The plaintiff contends that the mere showing of the happening of the accident is sufficient because the hydramatic transmission, being a complex mechanism understood only by the defendant and being contained in a sealed unit, could and should be considered sufficiently within the control of the defendant as to require defendant *466 to explain the happening of the accident. At the outset, I might state that I do not regard any of the cases cited by plaintiff as apposite. In all those cases, the instrumentality was either under the exclusive control or management of the defendant or its servants, Commonwealth v. Montour Transportation Co., 365 Pa. 72, 73 A.2d 659, or the product, while not in the actual possession of defendant, was in an original package in which it was not reasonably subject to changes from outside forces. W. T. Rawleigh Co. v. Shoultz, 3 Cir., 56 F.2d 148; Rozumailski v. Philadelphia Coca-Cola Bottling Co., 296 Pa. 114, 145 A. 700; Nock v. Coca-Cola Bottling Works of Pittsburgh, 102 Pa. Super. 515, 156 A. 537; Smith v. Coca-Cola Bottling Co. of Pennsylvania, 152 Pa.Super. 445, 33 A.2d 488; Dillon v. William S. Scull Co., 164 Pa.Super. 365, 64 A.2d 525. In this case, the hydramatic transmission, even if it could be considered as being in the "original package" by virtue of its being in a sealed unit, was constantly subject to changes from outside forces, namely, the use or possible abuse by the plaintiff. Accepting the fact that this accident happened as a result of the improper functioning of the mechanism while in the neutral gear, it is just as likely that the improper functioning was due to a defect caused by improper use by plaintiff as that it was due to a defect resulting from negligent manufacture. Under such circumstances, the jury could not be permitted to speculate as to the cause of the accident. See Henderson v. National Drug Co., 343 Pa. 601, 23 A.2d 743.

It was incumbent on the plaintiff to point to some specific defect which the jury could find was due to negligent manufacture or design. Cf. Ebbert v. Philadelphia Electric Co., 330 Pa. 257, 198 A. 323. To hold otherwise would place an impossible burden on a defendant. Here the plaintiff "destroyed" the evidence by disposing of the car and with it the alleged defective hydramatic transmission. He did so without having had it examined or affording defendant an opportunity to do so. Plaintiff contends that only the manufacturer understands the mechanism and that therefore he, plaintiff, could not have had it examined.

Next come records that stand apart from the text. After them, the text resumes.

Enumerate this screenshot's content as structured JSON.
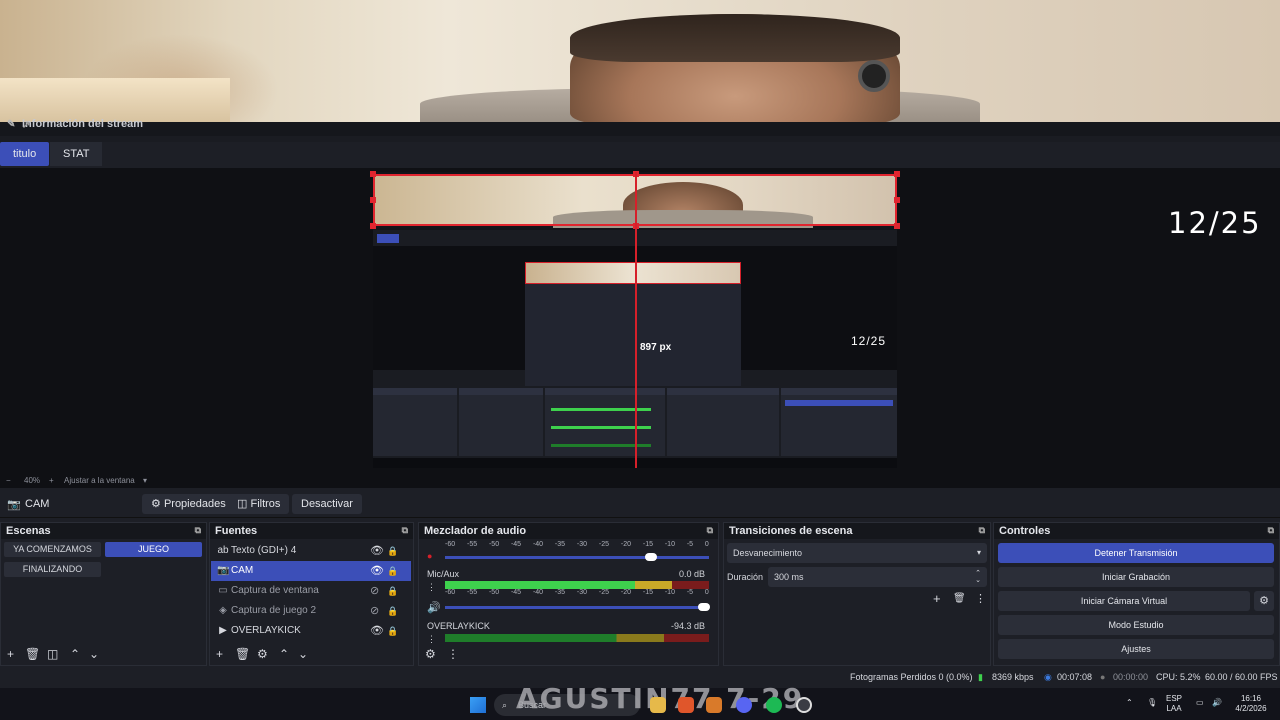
{
  "stream_info": {
    "title": "Información del stream"
  },
  "tabs": [
    {
      "label": "titulo"
    },
    {
      "label": "STAT"
    }
  ],
  "preview": {
    "overlay_text": "12/25",
    "mini_overlay_text": "12/25",
    "guide_label": "897 px",
    "zoom_minus": "−",
    "zoom_value": "40%",
    "zoom_plus": "+",
    "zoom_fit": "Ajustar a la ventana"
  },
  "source_toolbar": {
    "source_name": "CAM",
    "properties_label": "Propiedades",
    "filters_label": "Filtros",
    "deactivate_label": "Desactivar"
  },
  "scenes": {
    "title": "Escenas",
    "items": [
      {
        "label": "YA COMENZAMOS"
      },
      {
        "label": "JUEGO"
      },
      {
        "label": "FINALIZANDO"
      }
    ]
  },
  "sources": {
    "title": "Fuentes",
    "items": [
      {
        "label": "Texto (GDI+) 4",
        "icon": "text-icon"
      },
      {
        "label": "CAM",
        "icon": "camera-icon"
      },
      {
        "label": "Captura de ventana",
        "icon": "window-icon"
      },
      {
        "label": "Captura de juego 2",
        "icon": "gamepad-icon"
      },
      {
        "label": "OVERLAYKICK",
        "icon": "play-icon"
      }
    ]
  },
  "mixer": {
    "title": "Mezclador de audio",
    "scale": [
      "-60",
      "-55",
      "-50",
      "-45",
      "-40",
      "-35",
      "-30",
      "-25",
      "-20",
      "-15",
      "-10",
      "-5",
      "0"
    ],
    "channels": [
      {
        "name": "Mic/Aux",
        "db": "0.0 dB",
        "volume": 0.98
      },
      {
        "name": "OVERLAYKICK",
        "db": "-94.3 dB"
      }
    ],
    "first_volume": 0.78
  },
  "transitions": {
    "title": "Transiciones de escena",
    "selected": "Desvanecimiento",
    "duration_label": "Duración",
    "duration_value": "300 ms"
  },
  "controls": {
    "title": "Controles",
    "stop_stream": "Detener Transmisión",
    "start_recording": "Iniciar Grabación",
    "start_virtual_cam": "Iniciar Cámara Virtual",
    "studio_mode": "Modo Estudio",
    "settings": "Ajustes"
  },
  "status": {
    "dropped_frames": "Fotogramas Perdidos 0 (0.0%)",
    "bitrate": "8369 kbps",
    "stream_time": "00:07:08",
    "rec_time": "00:00:00",
    "cpu": "CPU: 5.2%",
    "fps": "60.00 / 60.00 FPS"
  },
  "taskbar": {
    "search_placeholder": "Buscar",
    "watermark": "AGUSTIN77.7-29",
    "language_top": "ESP",
    "language_bottom": "LAA",
    "time": "16:16",
    "date": "4/2/2026"
  },
  "colors": {
    "accent": "#3c4fb8",
    "selection_red": "#e0252f",
    "meter_green": "#3ed14d",
    "meter_yellow": "#c9a928",
    "meter_red": "#7a1c1c"
  }
}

Our rules of pre-trial discovery are designed to enable a litigant to obtain whatever information is exclusively within the knowledge and control of the other party litigant, therefore, that contention is without merit.

Having advanced no testimony pointing to a specific defect in manufacture or design which the defendant could meet at trial, the plaintiff has not sustained his burden of proof.

The motion for new trial will be denied.